One of the main criticisms leftists have of “means testing” for social programs is that when you start to ask the government to make careful distinctions between people based on deep knowledge of their personal circumstances, the results tend to be a disaster, because government is not very good at adjudicating individual cases and is much better at applying universal rules. A similar critique applies here: asking the government to find the potential mass killers is like asking it to find worthy benefit recipients. They just don’t have the data or the institutional capacity to make the correct decisions. What the government can do effectively is hand out universal benefits or enforce universal prohibitions. That’s why countries that have simply banned assault weapons tend to see less of the kind of situation we are getting disturbingly used to in the United States. (China, for instance, might have a school stabbing rather than a school shooting—one where everyone survives.)
One can see why politicians are reluctant to state the obvious, because nobody wants to take on gun ownership itself.
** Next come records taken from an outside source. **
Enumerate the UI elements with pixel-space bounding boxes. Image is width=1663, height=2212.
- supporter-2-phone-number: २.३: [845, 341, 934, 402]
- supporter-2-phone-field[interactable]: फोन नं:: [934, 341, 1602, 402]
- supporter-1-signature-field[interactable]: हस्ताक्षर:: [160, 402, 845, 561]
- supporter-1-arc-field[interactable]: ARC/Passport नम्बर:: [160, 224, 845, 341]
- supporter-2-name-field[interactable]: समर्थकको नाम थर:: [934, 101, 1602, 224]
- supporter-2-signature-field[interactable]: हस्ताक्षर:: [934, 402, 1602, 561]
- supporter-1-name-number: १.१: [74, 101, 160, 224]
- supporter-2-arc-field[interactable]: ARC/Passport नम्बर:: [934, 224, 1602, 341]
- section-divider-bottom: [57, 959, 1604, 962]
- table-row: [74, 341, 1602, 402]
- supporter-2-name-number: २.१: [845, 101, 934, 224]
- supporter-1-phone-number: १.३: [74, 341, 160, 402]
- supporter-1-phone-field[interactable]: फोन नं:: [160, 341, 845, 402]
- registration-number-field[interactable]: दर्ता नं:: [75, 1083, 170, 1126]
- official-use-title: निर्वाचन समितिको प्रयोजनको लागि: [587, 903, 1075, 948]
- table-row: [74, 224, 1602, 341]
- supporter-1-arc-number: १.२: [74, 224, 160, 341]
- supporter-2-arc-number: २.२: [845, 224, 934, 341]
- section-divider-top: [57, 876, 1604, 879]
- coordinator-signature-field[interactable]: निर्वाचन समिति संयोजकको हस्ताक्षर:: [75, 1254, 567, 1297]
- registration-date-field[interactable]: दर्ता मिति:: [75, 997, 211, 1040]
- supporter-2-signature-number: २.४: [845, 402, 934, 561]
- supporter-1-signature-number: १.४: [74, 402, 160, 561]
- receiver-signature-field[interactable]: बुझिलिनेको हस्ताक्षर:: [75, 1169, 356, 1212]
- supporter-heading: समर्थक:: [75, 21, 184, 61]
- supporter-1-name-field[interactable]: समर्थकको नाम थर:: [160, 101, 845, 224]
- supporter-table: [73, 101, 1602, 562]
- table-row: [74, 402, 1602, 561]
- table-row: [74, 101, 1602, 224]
The gun lobby is aggressive, Republicans are totally uncompromising, and the task of getting rid of assault weapons in the United States seems downright Herculean. But let us at least admit that we are faced with two alternatives:
- Accept that mass shootings are the price we are willing to pay for the freedom of all people, even disturbed teens, to own military-grade weaponry
- Refuse to accept this, and actually get serious about eliminating the private ownership of weapons meant to cause “maximum wound effect”
An honest conversation at least begins with the recognition that these are our alternatives. Let us hear no more of the pseudo-solutions of increasing policing, locking the doors, and effectively picking out the mass shooters before they start shooting.